The summer superhero season has begun.
Only in France, the action wasn't up on the big screen, but shot on cellphone screens. And it didn't feature a Marvel character, but a marvelous display of character from Mamoudou Gassama, a 22-year-old Malian migrant who rescued a 4-year-old boy dangling from a fifth-story balcony.
Gassama did, however, pick up a Marvel moniker: "The Spiderman of the 18th" (arrondissement, or district), referring to how the real-life superhero swung into action to get to the boy who had become suspended five stories up.
The video, seen by millions worldwide, not only captured Gassama's gutty, muscular balcony climb, but the sounds of relieved Parisians cheering in the streets.
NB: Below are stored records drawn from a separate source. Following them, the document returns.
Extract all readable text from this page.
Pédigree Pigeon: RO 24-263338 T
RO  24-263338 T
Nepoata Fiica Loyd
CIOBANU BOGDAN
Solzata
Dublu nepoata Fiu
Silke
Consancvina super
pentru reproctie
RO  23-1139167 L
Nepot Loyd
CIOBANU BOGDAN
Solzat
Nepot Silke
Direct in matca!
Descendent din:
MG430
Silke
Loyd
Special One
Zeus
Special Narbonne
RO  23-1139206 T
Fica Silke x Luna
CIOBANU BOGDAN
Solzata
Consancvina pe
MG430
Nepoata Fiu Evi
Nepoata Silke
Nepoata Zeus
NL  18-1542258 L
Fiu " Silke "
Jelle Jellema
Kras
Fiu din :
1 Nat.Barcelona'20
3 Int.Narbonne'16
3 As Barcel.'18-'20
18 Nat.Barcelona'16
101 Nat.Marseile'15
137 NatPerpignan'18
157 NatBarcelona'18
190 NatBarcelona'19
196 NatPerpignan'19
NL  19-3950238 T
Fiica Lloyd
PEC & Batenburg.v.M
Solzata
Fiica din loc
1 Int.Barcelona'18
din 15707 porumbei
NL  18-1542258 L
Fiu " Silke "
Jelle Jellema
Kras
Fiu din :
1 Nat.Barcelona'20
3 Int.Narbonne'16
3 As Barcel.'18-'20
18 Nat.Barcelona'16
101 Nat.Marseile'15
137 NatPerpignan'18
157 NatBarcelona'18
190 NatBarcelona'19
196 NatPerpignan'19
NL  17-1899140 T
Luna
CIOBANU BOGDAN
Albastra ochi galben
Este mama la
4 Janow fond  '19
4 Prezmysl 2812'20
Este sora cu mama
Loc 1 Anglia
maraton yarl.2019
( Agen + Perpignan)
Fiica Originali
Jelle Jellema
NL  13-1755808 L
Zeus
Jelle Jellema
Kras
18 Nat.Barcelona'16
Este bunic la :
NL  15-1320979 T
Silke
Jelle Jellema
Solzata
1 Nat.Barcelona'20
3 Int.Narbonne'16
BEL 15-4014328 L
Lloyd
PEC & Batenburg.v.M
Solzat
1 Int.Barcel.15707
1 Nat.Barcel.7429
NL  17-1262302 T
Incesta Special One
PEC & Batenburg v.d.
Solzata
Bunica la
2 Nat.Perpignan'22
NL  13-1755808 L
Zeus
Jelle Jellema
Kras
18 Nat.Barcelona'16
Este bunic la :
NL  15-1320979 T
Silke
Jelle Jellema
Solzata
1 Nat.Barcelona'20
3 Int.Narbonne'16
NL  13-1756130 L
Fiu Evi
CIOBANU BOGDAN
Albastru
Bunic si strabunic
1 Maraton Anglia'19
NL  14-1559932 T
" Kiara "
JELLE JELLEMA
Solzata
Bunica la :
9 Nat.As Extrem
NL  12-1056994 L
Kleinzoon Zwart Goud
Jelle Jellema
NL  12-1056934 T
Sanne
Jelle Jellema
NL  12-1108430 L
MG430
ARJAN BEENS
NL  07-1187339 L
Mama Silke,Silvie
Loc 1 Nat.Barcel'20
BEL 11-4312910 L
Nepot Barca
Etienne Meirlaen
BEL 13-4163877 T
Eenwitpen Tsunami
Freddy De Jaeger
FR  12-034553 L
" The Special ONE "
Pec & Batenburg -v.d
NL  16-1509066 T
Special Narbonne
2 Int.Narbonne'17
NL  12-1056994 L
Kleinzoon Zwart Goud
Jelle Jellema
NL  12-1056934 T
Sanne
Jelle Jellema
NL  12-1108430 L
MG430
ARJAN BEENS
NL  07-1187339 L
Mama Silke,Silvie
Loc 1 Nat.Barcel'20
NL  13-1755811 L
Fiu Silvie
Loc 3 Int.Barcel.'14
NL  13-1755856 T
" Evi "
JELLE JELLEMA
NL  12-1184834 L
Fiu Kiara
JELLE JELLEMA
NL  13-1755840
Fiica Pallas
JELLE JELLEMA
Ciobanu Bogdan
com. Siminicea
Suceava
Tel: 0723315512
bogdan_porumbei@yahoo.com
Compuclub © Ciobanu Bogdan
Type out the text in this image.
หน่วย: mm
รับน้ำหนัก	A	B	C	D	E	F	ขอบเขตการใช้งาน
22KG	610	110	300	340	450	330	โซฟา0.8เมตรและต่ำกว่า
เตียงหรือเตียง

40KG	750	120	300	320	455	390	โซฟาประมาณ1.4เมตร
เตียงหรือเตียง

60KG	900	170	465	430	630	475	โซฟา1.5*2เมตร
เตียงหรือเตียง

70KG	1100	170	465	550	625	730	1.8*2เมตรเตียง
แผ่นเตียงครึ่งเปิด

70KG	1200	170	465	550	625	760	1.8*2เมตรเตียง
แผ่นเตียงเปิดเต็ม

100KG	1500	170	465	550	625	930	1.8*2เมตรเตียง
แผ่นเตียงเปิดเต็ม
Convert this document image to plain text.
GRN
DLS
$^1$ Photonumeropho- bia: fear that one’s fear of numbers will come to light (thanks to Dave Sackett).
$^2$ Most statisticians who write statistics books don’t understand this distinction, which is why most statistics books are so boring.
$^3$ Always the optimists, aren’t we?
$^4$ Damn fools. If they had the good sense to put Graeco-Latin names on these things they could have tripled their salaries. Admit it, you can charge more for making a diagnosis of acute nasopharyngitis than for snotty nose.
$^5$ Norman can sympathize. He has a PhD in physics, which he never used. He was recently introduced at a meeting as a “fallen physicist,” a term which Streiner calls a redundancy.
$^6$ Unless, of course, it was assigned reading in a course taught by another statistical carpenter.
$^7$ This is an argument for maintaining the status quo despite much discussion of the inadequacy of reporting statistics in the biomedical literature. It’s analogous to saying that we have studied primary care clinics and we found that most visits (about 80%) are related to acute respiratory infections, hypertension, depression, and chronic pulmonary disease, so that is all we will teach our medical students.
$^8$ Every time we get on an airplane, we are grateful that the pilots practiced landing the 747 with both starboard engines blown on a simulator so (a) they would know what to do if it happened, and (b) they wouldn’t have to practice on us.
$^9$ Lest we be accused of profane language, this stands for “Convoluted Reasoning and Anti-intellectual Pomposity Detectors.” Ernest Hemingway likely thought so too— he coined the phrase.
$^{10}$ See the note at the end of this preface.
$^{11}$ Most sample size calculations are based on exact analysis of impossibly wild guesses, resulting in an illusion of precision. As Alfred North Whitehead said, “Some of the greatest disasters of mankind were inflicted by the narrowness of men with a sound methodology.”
The Parisian in Elysees Palace, French President Emmanuel Macron, cheered, too. And beyond the "bravo" he offered Gassama during their meeting, he gave the hero a home by granting him the ability to legally live in France — a relative rarity amid rising restrictions facing most migrants. Gassama was also offered a job as a firefighter in Paris.
The rescue was "an inspiring act, a heroic act and a spontaneous act," Guillaume Lacroix, consul general of France to the Midwest, said in an interview. "This is inspiring for the French people, for the rest of the world; I'm really impressed with the impact this story is having."
The impact would have occurred no matter which media form shared it. But the citizen-filmed, cinema-verite viral video was key.
"A story like this is a really important reminder of the way that digital technology can also be a powerful tool of sharing information and for connecting with each other for the in-the-moment capturing of something that's both extraordinary and everyday life," said Jessa Lingel, an associate professor at the University of Pennsylvania's Annenberg School for Communication.